Attendu à Cannes où il n’a finalement pas été sélectionné, « Snowpiercer, le Transperceneige » est finalement arrivé en France via le Festival du Cinéma Américain de Deauville (un choix étonnant) et l’Étrange Festival, où il était projeté le 8 septembre au Forum des Images. L’UGC Ciné Cité Les Halles a flairé le bon coup et a profité de la présence du cinéaste coréen dans le quartier ce soir-là pour organiser lui aussi une avant-première (le film ne sortira en salles en France que le 30 octobre prochain). Snowpiercer arrive auréolé de son carton au box-office coréen, où il a récemment franchi les 9 millions d’entrées (un excellent score). Il nous arrive également alors que les cinéphiles américains grincent des dents depuis qu’ils ont appris il y a quelques jours que le distributeur local, The Weinstein Company, avait demandé à Bong Joon-Ho de faire des coupes pour proposer un montage différent (probablement plus court et moins sombre) pour la sortie nord-américaine du film.
Heureusement la France n’est pas concernée, et c’est bien la director’s cut de « Snowpiercer, le Transperceneige » qui sortira dans nos salles, et que j’ai pu découvrir dimanche soir aux Halles après une introduction de Bong Joon-Ho lui-même, accompagné des auteurs français de la BD et de l’un des seconds couteaux du film, l’acteur Tomas Lemarquis.
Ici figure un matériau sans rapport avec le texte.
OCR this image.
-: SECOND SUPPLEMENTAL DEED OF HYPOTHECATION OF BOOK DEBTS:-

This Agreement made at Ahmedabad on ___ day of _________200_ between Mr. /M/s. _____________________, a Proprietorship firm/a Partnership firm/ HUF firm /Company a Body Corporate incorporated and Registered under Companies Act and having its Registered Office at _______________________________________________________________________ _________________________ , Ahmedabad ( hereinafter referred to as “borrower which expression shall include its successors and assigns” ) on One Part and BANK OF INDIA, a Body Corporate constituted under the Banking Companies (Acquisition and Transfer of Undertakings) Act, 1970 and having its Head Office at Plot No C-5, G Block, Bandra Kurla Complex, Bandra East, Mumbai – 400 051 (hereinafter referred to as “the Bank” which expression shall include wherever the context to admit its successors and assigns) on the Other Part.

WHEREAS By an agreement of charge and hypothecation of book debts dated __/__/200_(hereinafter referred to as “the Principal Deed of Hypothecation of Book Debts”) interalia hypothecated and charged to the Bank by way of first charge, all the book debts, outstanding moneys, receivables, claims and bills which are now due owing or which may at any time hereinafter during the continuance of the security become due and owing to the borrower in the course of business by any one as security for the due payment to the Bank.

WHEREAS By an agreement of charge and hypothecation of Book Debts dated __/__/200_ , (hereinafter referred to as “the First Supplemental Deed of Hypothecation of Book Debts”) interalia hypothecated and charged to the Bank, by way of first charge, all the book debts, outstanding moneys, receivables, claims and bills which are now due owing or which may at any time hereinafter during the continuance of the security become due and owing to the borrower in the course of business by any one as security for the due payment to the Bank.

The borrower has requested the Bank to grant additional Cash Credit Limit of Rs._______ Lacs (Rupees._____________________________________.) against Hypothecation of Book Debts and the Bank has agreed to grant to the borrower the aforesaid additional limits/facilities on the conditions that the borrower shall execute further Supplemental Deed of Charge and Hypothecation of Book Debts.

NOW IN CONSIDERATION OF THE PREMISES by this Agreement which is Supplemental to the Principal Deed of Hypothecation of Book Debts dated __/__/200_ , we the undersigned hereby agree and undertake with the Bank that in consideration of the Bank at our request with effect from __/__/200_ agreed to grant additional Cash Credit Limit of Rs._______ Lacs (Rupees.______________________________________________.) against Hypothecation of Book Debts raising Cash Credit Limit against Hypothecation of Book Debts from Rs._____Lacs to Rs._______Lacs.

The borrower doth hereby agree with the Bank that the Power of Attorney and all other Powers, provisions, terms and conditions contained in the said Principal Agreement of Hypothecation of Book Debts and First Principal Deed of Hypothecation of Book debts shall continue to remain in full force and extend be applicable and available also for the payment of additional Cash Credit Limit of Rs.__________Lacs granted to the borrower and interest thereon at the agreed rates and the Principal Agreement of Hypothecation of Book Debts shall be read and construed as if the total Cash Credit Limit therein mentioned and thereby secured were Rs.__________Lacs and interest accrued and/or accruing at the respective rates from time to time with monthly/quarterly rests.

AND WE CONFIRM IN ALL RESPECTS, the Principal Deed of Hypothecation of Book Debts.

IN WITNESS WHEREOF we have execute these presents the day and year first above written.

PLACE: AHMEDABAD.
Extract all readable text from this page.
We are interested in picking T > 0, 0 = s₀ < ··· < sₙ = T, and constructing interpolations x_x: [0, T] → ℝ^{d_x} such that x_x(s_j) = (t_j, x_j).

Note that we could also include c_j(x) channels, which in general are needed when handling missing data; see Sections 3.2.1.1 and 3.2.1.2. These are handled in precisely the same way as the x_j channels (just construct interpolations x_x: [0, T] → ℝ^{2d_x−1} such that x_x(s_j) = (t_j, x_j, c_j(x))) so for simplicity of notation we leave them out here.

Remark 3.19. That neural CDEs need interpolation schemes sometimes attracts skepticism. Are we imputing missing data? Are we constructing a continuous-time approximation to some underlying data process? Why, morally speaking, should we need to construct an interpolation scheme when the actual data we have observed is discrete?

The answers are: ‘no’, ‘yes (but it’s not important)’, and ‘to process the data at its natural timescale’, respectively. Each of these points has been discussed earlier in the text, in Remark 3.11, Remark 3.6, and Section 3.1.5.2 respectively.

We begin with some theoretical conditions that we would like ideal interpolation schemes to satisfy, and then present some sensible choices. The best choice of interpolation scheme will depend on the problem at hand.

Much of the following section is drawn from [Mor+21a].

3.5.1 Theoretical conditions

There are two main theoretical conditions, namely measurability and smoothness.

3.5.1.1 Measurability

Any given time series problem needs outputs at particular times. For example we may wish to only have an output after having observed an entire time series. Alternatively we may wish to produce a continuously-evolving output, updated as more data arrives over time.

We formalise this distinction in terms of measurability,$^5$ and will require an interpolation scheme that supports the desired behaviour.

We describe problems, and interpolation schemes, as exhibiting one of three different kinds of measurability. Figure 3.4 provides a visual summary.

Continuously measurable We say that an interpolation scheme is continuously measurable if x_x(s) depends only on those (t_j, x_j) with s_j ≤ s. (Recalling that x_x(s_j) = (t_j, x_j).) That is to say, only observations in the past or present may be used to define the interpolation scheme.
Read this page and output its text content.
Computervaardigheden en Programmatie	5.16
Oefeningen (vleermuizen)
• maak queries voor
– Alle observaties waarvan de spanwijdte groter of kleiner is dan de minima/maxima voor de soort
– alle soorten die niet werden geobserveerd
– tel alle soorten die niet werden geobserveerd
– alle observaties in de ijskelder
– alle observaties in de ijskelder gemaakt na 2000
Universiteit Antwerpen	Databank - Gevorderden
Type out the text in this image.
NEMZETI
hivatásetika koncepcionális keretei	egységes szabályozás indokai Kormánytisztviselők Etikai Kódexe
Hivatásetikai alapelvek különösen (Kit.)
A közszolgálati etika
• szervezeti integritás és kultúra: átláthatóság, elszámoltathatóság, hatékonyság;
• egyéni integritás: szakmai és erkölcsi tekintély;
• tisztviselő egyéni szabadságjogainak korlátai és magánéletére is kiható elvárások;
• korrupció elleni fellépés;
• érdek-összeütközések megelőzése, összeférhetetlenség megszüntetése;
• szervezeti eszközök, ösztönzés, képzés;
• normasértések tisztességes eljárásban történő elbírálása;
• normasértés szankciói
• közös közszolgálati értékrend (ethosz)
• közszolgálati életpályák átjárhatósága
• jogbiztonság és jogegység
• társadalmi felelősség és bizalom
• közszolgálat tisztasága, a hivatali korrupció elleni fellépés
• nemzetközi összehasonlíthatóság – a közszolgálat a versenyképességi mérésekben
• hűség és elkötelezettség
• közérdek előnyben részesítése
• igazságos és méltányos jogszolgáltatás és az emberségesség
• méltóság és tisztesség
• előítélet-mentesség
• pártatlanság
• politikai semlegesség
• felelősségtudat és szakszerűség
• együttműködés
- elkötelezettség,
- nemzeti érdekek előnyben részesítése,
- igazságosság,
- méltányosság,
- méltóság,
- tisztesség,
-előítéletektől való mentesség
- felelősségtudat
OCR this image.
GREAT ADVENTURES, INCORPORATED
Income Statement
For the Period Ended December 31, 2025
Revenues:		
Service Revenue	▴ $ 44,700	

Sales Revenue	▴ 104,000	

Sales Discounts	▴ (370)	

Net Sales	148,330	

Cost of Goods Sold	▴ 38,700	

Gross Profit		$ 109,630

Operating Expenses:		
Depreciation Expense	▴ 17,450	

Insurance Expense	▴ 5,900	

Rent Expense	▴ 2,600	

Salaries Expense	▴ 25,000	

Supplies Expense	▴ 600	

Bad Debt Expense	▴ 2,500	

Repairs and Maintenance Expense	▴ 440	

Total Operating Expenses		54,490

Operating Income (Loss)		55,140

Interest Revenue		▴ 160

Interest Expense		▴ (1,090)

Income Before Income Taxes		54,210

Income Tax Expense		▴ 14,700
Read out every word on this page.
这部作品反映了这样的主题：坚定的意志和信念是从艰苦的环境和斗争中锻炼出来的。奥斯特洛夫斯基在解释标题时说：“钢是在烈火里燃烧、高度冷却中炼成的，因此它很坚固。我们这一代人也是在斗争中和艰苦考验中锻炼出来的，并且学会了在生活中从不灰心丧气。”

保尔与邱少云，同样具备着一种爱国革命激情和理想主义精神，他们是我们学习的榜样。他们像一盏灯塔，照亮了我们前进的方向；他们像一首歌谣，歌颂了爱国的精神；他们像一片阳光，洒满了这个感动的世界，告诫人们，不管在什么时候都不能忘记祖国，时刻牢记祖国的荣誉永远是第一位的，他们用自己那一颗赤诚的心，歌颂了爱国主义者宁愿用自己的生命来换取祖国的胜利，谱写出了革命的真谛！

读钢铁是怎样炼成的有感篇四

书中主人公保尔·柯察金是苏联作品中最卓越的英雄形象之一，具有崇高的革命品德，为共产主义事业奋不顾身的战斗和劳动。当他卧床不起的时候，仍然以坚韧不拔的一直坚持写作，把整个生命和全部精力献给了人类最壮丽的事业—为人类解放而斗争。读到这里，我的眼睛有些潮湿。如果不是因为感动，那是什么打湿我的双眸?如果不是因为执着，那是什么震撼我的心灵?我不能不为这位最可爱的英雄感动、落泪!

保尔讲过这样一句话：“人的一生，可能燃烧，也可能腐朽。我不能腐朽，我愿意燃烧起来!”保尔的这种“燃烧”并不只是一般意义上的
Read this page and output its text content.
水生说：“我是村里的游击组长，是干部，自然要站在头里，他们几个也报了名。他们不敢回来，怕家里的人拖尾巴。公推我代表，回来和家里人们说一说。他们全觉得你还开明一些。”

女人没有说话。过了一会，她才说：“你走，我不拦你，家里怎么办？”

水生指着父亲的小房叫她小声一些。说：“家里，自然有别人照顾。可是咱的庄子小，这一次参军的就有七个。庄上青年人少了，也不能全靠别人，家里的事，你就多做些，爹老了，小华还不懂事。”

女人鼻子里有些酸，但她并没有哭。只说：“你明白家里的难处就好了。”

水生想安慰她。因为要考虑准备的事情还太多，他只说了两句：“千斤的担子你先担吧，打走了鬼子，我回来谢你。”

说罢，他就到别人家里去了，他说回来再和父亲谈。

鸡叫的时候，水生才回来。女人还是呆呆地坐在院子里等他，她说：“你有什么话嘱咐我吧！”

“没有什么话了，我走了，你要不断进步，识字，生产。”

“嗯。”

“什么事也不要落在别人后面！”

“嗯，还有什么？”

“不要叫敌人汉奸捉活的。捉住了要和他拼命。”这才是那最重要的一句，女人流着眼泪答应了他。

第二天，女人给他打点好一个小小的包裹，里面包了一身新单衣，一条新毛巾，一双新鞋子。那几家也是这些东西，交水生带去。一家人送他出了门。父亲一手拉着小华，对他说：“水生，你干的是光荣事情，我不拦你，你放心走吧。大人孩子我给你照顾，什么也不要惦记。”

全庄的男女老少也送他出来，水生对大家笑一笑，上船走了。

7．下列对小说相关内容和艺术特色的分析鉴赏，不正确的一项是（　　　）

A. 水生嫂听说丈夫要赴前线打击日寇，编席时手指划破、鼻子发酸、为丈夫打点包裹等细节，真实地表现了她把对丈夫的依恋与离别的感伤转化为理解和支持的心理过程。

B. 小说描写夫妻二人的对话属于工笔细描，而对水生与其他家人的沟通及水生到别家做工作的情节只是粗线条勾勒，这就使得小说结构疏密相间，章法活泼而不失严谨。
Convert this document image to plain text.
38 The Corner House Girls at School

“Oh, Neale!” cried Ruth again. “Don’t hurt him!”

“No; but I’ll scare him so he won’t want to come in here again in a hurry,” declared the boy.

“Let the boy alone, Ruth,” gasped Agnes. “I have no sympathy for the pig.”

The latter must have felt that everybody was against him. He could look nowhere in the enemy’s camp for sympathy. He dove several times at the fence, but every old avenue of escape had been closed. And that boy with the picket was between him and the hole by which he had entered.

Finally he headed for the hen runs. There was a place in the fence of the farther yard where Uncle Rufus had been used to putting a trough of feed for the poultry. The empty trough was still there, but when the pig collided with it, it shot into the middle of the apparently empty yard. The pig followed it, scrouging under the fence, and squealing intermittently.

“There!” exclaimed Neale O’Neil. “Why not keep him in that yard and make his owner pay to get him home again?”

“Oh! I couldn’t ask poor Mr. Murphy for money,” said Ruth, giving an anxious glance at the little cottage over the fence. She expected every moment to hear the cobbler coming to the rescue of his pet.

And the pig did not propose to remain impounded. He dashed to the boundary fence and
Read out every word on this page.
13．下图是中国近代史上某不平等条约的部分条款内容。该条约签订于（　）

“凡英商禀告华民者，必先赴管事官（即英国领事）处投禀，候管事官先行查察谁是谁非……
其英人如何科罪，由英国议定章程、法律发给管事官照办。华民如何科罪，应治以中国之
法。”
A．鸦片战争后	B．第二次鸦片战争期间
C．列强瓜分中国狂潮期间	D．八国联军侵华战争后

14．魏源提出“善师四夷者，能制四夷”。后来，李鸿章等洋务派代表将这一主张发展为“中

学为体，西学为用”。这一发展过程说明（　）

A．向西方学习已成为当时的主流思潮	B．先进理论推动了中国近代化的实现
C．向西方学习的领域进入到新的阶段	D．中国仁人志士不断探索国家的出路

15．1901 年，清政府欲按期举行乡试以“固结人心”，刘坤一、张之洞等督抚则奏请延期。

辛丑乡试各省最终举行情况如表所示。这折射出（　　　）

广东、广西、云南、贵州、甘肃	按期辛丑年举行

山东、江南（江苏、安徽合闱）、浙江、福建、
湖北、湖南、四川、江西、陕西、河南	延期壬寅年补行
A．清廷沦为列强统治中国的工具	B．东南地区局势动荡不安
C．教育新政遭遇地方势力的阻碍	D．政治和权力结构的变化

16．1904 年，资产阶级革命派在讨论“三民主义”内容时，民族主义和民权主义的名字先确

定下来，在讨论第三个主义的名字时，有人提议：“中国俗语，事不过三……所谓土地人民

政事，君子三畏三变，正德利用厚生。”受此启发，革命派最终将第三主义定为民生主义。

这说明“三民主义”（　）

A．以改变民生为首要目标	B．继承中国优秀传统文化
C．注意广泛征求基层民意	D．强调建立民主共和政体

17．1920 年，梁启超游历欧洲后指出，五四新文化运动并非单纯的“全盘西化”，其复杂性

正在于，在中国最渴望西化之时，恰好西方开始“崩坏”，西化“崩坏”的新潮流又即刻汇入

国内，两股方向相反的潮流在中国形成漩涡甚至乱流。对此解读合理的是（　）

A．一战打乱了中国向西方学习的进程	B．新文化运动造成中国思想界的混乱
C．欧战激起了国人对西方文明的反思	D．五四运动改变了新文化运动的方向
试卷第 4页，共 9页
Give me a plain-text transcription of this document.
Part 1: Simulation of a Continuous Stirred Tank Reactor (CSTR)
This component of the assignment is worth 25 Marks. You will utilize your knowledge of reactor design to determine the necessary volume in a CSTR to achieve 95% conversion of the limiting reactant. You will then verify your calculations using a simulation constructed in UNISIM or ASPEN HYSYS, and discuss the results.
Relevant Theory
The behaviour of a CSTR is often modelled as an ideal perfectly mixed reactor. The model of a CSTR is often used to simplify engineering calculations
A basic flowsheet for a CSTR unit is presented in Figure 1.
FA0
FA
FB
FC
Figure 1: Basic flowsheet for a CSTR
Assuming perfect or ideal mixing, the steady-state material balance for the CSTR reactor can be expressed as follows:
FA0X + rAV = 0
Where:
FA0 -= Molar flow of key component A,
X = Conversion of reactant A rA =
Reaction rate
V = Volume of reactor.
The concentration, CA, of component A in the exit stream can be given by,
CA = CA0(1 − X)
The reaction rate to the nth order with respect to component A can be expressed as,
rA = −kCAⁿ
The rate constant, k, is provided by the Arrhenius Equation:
Et puis finalement, après quatre ans d’attente pour découvrir le nouveau film de mon cinéaste coréen favori, la lumière s’est éteinte et « Snowpiercer » a démarré.
Il n’y a rien de plus terrible que de désirer si ardemment un film pendant des mois pour en ressortir en se disant que c’était « bien ». Nourrir l’espoir que ce pourrait être le film de l’année, et comprendre que ce ne sera qu’un bon film. Elle est terrible cette attente, et cruel ce désir. Oui, j’ai aimé Snowpiercer. J’ai aimé cette Terre frappée par un nouvel âge glaciaire où les derniers survivants se sont réfugiés dans un train faisant le tour de la planète sans jamais s’arrêter. Un train divisé en castes où il ne fait pas bon se trouver dans le ghetto des derniers wagons. Mieux vaut l’opulence des wagons de tête, et cela fait 17 ans que cela dure. Curtis en a assez d’être au fond du train à manger cette gelée à la composition douteuse. Il veut que l’équité sociale soit établie et mène une rébellion qui va voir les pauvres des derniers wagons remonter le train jusqu’à celui qui règne en maître dans leur abri de fortune, Wilford.
Il n’est pas difficile de voir ce qui a pu intéresser Bong Joon-Ho dans la BD française, et dans sa transposition sur grand écran. Faire un film de genre futuriste pour parler des maux actuels de la société, il avait fait la même chose avec « The Host » en faisant d’un film de monstre une parabole sur la politique guerrière américaine. Alors oui, Snowpiercer dénonce beaucoup de travers, l’exploitation du pauvre par le riche, la transparence de la pauvreté lorsque l’on est riche, la répression de ceux qui osent se révolter pour s’extraire de leur condition… Les thèmes forts ne manquent pas dans Snowpiercer. Et Bong Joon-Ho s’amuse à exploiter l’espace clos du train, faisant de chaque passage de wagon à wagon une aventure, faisant de l’avancée des protagonistes un voyage à travers des univers qui sont comme des mini-tableaux de la société.
Si j’ai pris un certain plaisir devant « Snowpiercer », mon monde n’a pas été chamboulé par la découverte du film comme il avait pu l'être par « The Host ». Le film ne m’a pas pris aux tripes, enthousiasmé et bouleversé comme « Memories of Murder ». Il n’a pas non plus soufflé un vent de poésie délicate comme l’avait fait « Shaking Tokyo », le sketch que le cinéaste coréen avait réalisé pour « Tokyo ! ». En découvrant Snowpiercer, j’ai vu un bon film de science-fiction, mais après avoir goûté si souvent à la grandeur, il est difficile de se satisfaire de moins.